In the get_stamenmap() function argument bbox, what order do the coordinates appear in the vector?

  1. Lower left longitude, lower left latitude, upper right longitude, upper right latitude
  2. Lower left latitude, lower left longitude, upper right latitude, upper right longitude
  3. Upper right longitude, upper right latitude, lower left longitude, lower left latitude
  4. Upper right latitude, upper right longitude, lower left latitude, lower left longitude

105.7.3 Question 3

Consider a data set called covid_testing_locations. Suppose variable LocationType has three distinct categories and variable TestType has two distinct categories.
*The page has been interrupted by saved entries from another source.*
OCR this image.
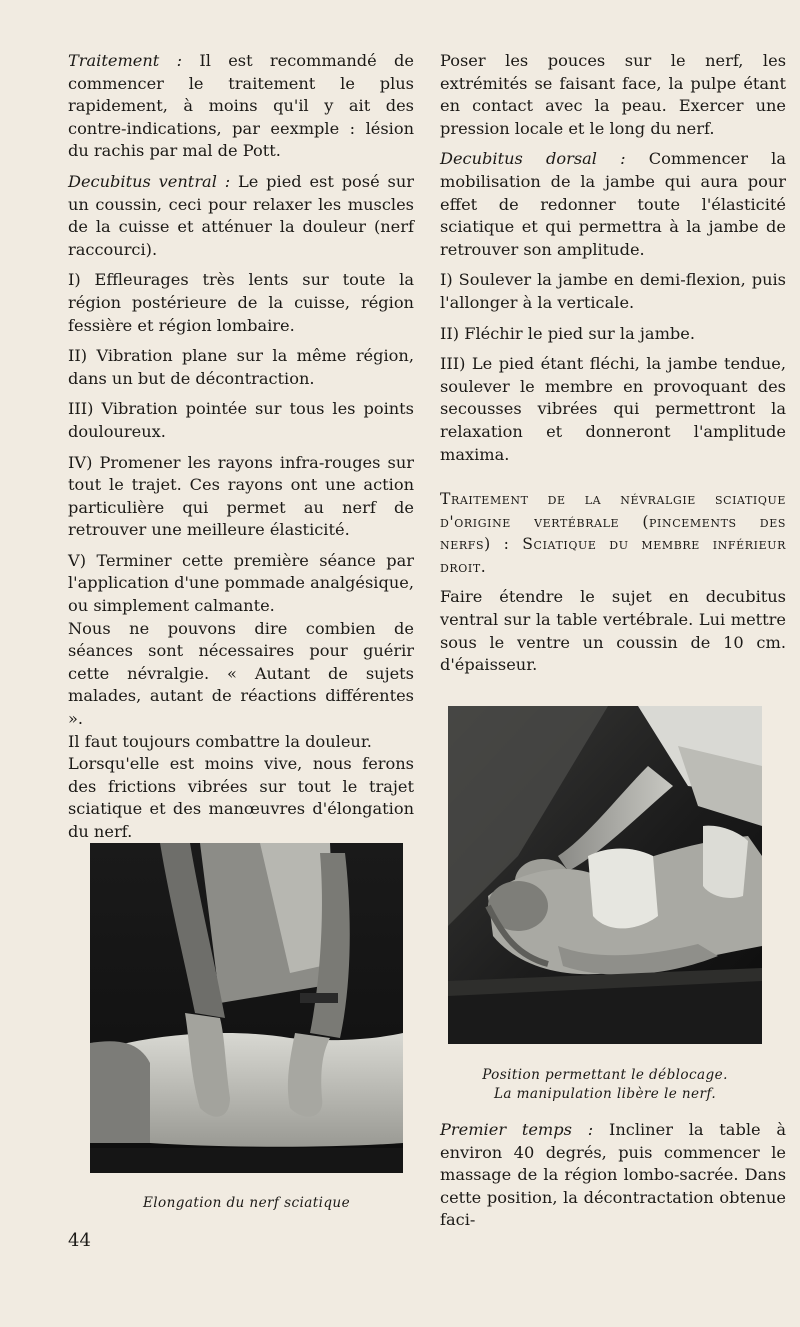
Traitement : Il est recommandé de commencer le traitement le plus rapidement, à moins qu'il y ait des contre-indications, par eexmple : lésion du rachis par mal de Pott.

Decubitus ventral : Le pied est posé sur un coussin, ceci pour relaxer les muscles de la cuisse et atténuer la douleur (nerf raccourci).

I) Effleurages très lents sur toute la région postérieure de la cuisse, région fessière et région lombaire.

II) Vibration plane sur la même région, dans un but de décontraction.

III) Vibration pointée sur tous les points douloureux.

IV) Promener les rayons infra-rouges sur tout le trajet. Ces rayons ont une action particulière qui permet au nerf de retrouver une meilleure élasticité.

V) Terminer cette première séance par l'application d'une pommade analgésique, ou simplement calmante.

Nous ne pouvons dire combien de séances sont nécessaires pour guérir cette névralgie. « Autant de sujets malades, autant de réactions différentes ».

Il faut toujours combattre la douleur.

Lorsqu'elle est moins vive, nous ferons des frictions vibrées sur tout le trajet sciatique et des manœuvres d'élongation du nerf.

Poser les pouces sur le nerf, les extrémités se faisant face, la pulpe étant en contact avec la peau. Exercer une pression locale et le long du nerf.

Decubitus dorsal : Commencer la mobilisation de la jambe qui aura pour effet de redonner toute l'élasticité sciatique et qui permettra à la jambe de retrouver son amplitude.

I) Soulever la jambe en demi-flexion, puis l'allonger à la verticale.

II) Fléchir le pied sur la jambe.

III) Le pied étant fléchi, la jambe tendue, soulever le membre en provoquant des secousses vibrées qui permettront la relaxation et donneront l'amplitude maxima.

Traitement de la névralgie sciatique d'origine vertébrale (pincements des nerfs) : Sciatique du membre inférieur droit.

Faire étendre le sujet en decubitus ventral sur la table vertébrale. Lui mettre sous le ventre un coussin de 10 cm. d'épaisseur.

Position permettant le déblocage.
La manipulation libère le nerf.

Premier temps : Incliner la table à environ 40 degrés, puis commencer le massage de la région lombo-sacrée. Dans cette position, la décontractation obtenue faci-

Elongation du nerf sciatique
44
Which of the following correctly describes the output of toronto_map %>% ggmap() + geom_point(data=covid_testing_locations, aes(x=lat, y=long)) + facet_wrap(~LocationType)

  1. One map with two legends, one for LocationType and one for TestType.
  2. Two of the same map object, each displaying locations for a specific test category from TestType.
  3. Two of the same map object, each displaying locations for a specific location category from LocationType.
  4. Six of the same map object, each displaying locations for a unique combination of LocationType and TestType.

105.7.4 Question 4

If toronto_map refers to the output of get_stamenmap() with coordinates inputted for Toronto, which of the following will correctly produce a plot showing locations of COVID-19 testing centres from the covid_testing_locations data set in question 3 (assuming lat and long correctly refer to latitude and longitude coordinates)?

  1. toronto_map + geom_point(data=covid_testing_locations, aes(x=lat, y=long))
  2. toronto_map %>% geom_point(data=covid_testing_locations, aes(x=lat, y=long))
  3. toronto_map %>% ggmap() + geom_point(data=covid_testing_locations, aes(x=lat, y=long))
  4. toronto_map + ggmap() + geom_point(data=covid_testing_locations, aes(x=lat, y=long))

105.7.5 Question 5

Consider the following code and output:

max(covid_testing_locations$long) # Farthest east
#> [1] -78.85145
min(covid_testing_locations$long) # Farthest west
#> [1] -79.82364
max(covid_testing_locations$lat)  # Farthest north
#> [1] 44.09669
min(covid_testing_locations$lat)  # Farthest south
#> [1] 43.52281

Which of the following will correctly load a Stamen map containing all of the data points in covid_testing_locations?

  1. get_stamenmap(c(-78.85145, 44.09669, -79.82364, 43.52281))
  2. get_stamenmap(c(-79.82364, 43.52281, -78.85145, 44.09669))
  3. get_stamenmap(c(43.52281, -79.82364, 44.09669, -78.85145))
  4. get_stamenmap(c(44.09669, -78.85145, 43.52281, -79.82364))

105.7.6 Question 6

Which of the following is not a function in the package ggmap?

  1. get_stamenmap()
  2. get_googlemap()
  3. get_map()
  4. stat_density2d()

105.7.7 Question 7

Which of the following does not require Google API access?

  1. get_stamenmap()
  2. get_googlemap()
  3. geocode()
  4. revgeocode()

105.7.8 Question 8

What is the issue with the following data set of Australian post office locations as it relates to its use with ggmap?

#> # A tibble: 6 × 4
#>   Name             Description State Location               
#>   <chr>            <chr>       <chr> <chr>                  
#> 1 LADYSMITH LPO    Post Office NSW   -35.207406,147.513585  
#> 2 FOREST HILL LPO  Post Office NSW   -35.148835,147.465949  
#> 3 KOORINGAL LPO    Post Office NSW   -35.14135657,147.37529…
#> 4 GUMLY GUMLY LPO  Post Office NSW   -35.126769,147.431916  
#> 5 MANGOPLAH LPO    Post Office NSW   -35.376713,147.252243  
#> 6 MOUNT AUSTIN LPO Post Office NSW   -35.13339194,147.35771…
  1. Location coordinates are not in separate columns
  2. Location coordinates are not in decimal degree format
  3. Location coordinates are in the southern hemisphere
  4. There is not enough data to determine boundaries for a Stamen or Google map.